The

Mick

Sinclair

Archive

Thompson Twins

January

1985

NME

live review

 
 
THE THOMSON TWINS

London Wembley Arena

TO BE honest I'd sooner have been somewhere else with someone else. Or anywhere else with anyone else. From my seat the stage was on the horizon and over it hung suspended giant inflatable balls. What a feast of sadistic punning such a spectacle could offer the tired reviewer! Over the auditorium were nets of regular sized balloons, no doubt to be released at the show's finale to explode on the tips of lighted cigarettes with an echoing and wildly symbolic POP!

From this distance the Thompson Twins looked like miniatures. They moved with a dwarf-like charm. I gritted my ears and pinned back my teeth. Played end to end it became clear how dead weedy the TTs' tunes have become since they released the comparative energy bolt of 'Love On Your Side'. Their surprising number of hits move at uniformly sluggish tempos and have marginally dramatic intros and outros. Inbetween lies a striking lack of anything much.

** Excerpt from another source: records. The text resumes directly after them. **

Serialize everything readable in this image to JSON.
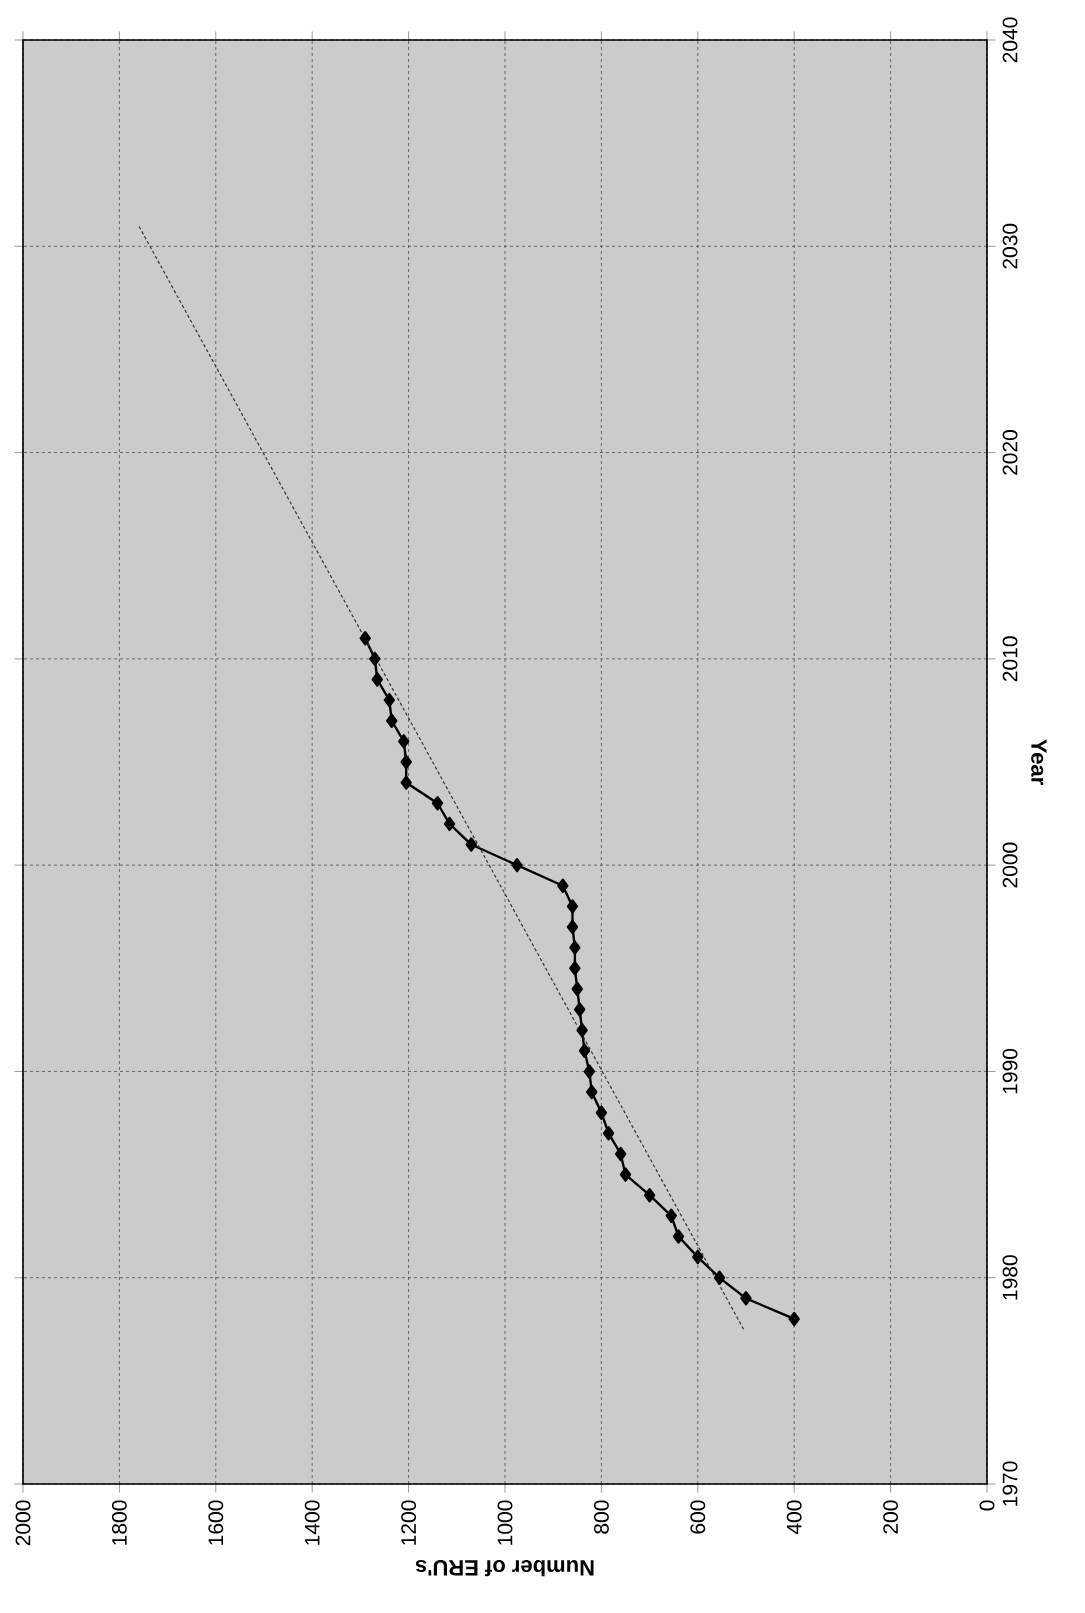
{
  "chart_data": {
    "type": "line",
    "xlabel": "Number of ERU's",
    "ylabel": "Year",
    "xlim": [
      2000,
      0
    ],
    "ylim": [
      1970,
      2040
    ],
    "xticks": [
      0,
      200,
      400,
      600,
      800,
      1000,
      1200,
      1400,
      1600,
      1800,
      2000
    ],
    "yticks": [
      1970,
      1980,
      1990,
      2000,
      2010,
      2020,
      2030,
      2040
    ],
    "grid": true,
    "series": [
      {
        "color": "#000000",
        "marker": "diamond",
        "line_style": "solid",
        "x": [
          400,
          500,
          555,
          600,
          640,
          655,
          700,
          750,
          760,
          785,
          800,
          820,
          825,
          835,
          840,
          845,
          850,
          855,
          855,
          860,
          860,
          880,
          975,
          1070,
          1115,
          1140,
          1205,
          1205,
          1210,
          1235,
          1240,
          1265,
          1270,
          1290
        ],
        "values": [
          1978,
          1979,
          1980,
          1981,
          1982,
          1983,
          1984,
          1985,
          1986,
          1987,
          1988,
          1989,
          1990,
          1991,
          1992,
          1993,
          1994,
          1995,
          1996,
          1997,
          1998,
          1999,
          2000,
          2001,
          2002,
          2003,
          2004,
          2005,
          2006,
          2007,
          2008,
          2009,
          2010,
          2011
        ]
      },
      {
        "color": "#333333",
        "marker": "none",
        "line_style": "dotted",
        "x": [
          505,
          1760
        ],
        "values": [
          1977.5,
          2031
        ]
      }
    ]
  }
}
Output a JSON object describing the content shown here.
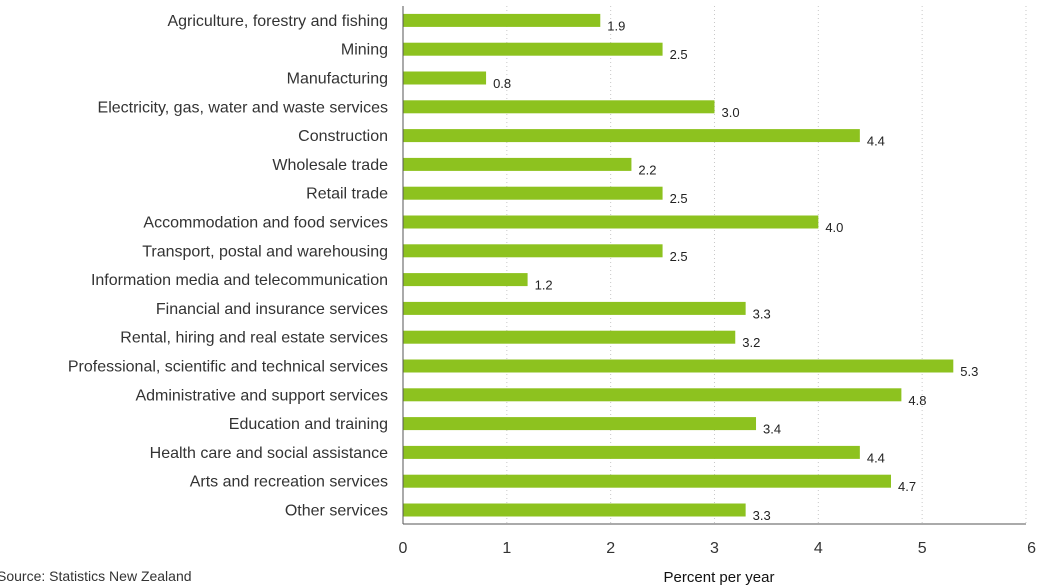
{
  "chart_data": {
    "type": "bar",
    "orientation": "horizontal",
    "categories": [
      "Agriculture, forestry and fishing",
      "Mining",
      "Manufacturing",
      "Electricity, gas, water and waste services",
      "Construction",
      "Wholesale trade",
      "Retail trade",
      "Accommodation and food services",
      "Transport, postal and warehousing",
      "Information media and telecommunication",
      "Financial and insurance services",
      "Rental, hiring and real estate services",
      "Professional, scientific and technical services",
      "Administrative and support services",
      "Education and training",
      "Health care and social assistance",
      "Arts and recreation services",
      "Other services"
    ],
    "values": [
      1.9,
      2.5,
      0.8,
      3.0,
      4.4,
      2.2,
      2.5,
      4.0,
      2.5,
      1.2,
      3.3,
      3.2,
      5.3,
      4.8,
      3.4,
      4.4,
      4.7,
      3.3
    ],
    "value_labels": [
      "1.9",
      "2.5",
      "0.8",
      "3.0",
      "4.4",
      "2.2",
      "2.5",
      "4.0",
      "2.5",
      "1.2",
      "3.3",
      "3.2",
      "5.3",
      "4.8",
      "3.4",
      "4.4",
      "4.7",
      "3.3"
    ],
    "title": "",
    "xlabel": "Percent per year",
    "ylabel": "",
    "xlim": [
      0,
      6
    ],
    "xticks": [
      "0",
      "1",
      "2",
      "3",
      "4",
      "5",
      "6"
    ],
    "grid": "vertical dotted",
    "bar_color": "#8dc21f",
    "source": "Source: Statistics New Zealand"
  }
}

Indeed, it is that lack of anything much that has become the TT's forte. It, clothed In a thin layer of budget glamour, has fuelled their ascent into the upper strata of 1980s Britpop. On stage they provoke (in those who seek it) a genuine but tacky excitement and exude dilute charisma.

The TT's offer no excuses. Something in me admires them for that. They relish this kind of environment and don't look lost within it. They don't want to be taken seriously. They just want to be taken. And they are.